Die SPD in Schleswig-Holstein ist entsetzt über die nicht abreißende Kette gewalttätiger Übergriffe auf Ausländerinnen und Ausländer in der gesamten Bundesrepublik. Neben den zahlreichen Gegenzeichen demokratischer und mitmenschlicher Solidarität müssen auf allen Ebenen staatlicher Verantwortung alle rechtsstaatlichen Mittel eingesetzt werden, um den Schutz der Gefährdeten zu gewährleisten und die Angreifer in ihre Schranken zu verweisen. Unterlassungen und Fehleinschätzungen wie in Hoyerswerda und Greifswald dürfen nicht weiter dazu führen, daß Ausländerinnen und Ausländer innerhalb der Bundesrepublik vor Gewalt und vor Mangel an Schutz fliehen.

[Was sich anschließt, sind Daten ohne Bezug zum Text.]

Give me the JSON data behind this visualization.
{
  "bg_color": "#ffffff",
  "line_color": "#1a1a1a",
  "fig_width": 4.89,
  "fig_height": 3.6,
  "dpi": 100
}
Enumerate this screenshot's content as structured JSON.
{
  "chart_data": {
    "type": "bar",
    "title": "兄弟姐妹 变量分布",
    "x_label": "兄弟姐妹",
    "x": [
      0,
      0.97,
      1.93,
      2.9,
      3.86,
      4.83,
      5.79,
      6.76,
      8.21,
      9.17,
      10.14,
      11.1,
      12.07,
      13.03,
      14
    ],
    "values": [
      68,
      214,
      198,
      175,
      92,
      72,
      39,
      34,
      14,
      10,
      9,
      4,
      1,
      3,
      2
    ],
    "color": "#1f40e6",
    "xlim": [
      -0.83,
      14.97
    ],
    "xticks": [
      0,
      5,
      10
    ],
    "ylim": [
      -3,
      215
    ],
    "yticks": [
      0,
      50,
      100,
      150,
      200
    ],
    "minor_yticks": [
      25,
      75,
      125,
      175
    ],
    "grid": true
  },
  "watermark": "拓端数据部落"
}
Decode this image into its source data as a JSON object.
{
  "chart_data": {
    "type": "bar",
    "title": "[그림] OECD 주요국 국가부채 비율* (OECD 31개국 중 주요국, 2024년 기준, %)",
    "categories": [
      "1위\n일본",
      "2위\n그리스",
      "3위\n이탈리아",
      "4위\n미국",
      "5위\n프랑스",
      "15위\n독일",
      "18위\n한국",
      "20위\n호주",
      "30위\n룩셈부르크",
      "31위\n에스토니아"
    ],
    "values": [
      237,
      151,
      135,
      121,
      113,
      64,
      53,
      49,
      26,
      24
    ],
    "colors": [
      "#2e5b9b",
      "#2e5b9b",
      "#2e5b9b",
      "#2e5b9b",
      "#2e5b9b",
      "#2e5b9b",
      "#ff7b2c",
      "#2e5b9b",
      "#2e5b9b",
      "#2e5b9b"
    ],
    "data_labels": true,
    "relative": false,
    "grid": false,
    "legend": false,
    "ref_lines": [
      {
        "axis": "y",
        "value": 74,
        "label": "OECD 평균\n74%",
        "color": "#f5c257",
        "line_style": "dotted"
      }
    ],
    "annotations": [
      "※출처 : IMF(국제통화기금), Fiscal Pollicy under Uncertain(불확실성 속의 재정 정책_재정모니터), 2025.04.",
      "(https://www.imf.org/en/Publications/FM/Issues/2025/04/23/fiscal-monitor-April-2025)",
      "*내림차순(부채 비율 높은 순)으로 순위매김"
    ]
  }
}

Die Delegierten des Landesparteitages unterstützen die Landesregierung in ihrer Haltung, daß die Verantwortung für Sicherheit, Menschenwürde und faire Asylverfahren allen Flüchtlingen gegenüber gleich ist, daß Verantwortung und Menschlichkeit nicht teilbar sind. Sie appellieren deshalb an die einzelnen Flüchtlinge in der Norderstedter Schalom Gemeinde, sich nicht länger dem Druck und der Gefährdung in einer exponierten Gruppe auszusetzen, sondern ihren Anspruch auf Sicherheit, menschenwürdige Unterbringung und ein geordnetes Asylverfahren in Mecklenburg-Vorpommern geltend zu machen und die vielfältigen Hilfs- und Betreuungsangebote der Kirchen anzunehmen.

Gewalt gegen Ausländer und offene Ausländerfeindlichkeit sind nur die Spitze eines Eisbergs. Es gilt deshalb auch, die Ursachen zu bekämpfen und den gesellschaftlichen Nährboden soweit wie möglich zu beseitigen. Menschen, die in unser Land kommen – aus welchen Gründen auch immer – dürfen nicht Zielscheibe von Schuldzuweisungen, Angst, Haß und Gewalt sein. Sie dürfen nicht zu Sündenböcken für tatsächliche und psychologische Schwierigkeiten und Probleme gemacht werden, die ihre Ursachen ganz woanders haben. Gerade dies aber geschieht zur Zeit durch eine emotional geführte Asyldebatte.

Die Rede vom „massenhaften Mißbrauch“ des Asylrechts schürt Aggressionen und den Hang zur Selbstjustiz anstelle eines angeblich nicht handlungsfähigen Staates. Vergessen wird dabei auch, daß durch eine restriktive Entscheidungspraxis des Bundesamtes und der Gerichte viele Menschen aus dem Asylrecht herausdefiniert worden sind. Etwas 40% der Asylsuchenden steht ein Bleiberecht nach dem Ausländergesetzt oder der Genfer Konvention zu. Das Beharren auf einer Änderung des Grundgesetzartikels 16 stellt eine Scheinlösung dar, die wesentliche Problemzusammenhänge in unverantwortlicher Weise verdeckt.

Auch vor dem Hintergrund einer von allen Fraktionen des Schleswig-Holsteinischen Landtags verabschiedeten Entschließung zur Asylpolitik appelliert der Landesparteitag an alle demokratischen Kräfte und Bürgerinnen und Bürger im Lande, das Asylthema nicht emotional und isoliert zu betrachten, sondern es als Teil des weltweiten Flüchtlings- und Wanderungsproblems zu begreifen.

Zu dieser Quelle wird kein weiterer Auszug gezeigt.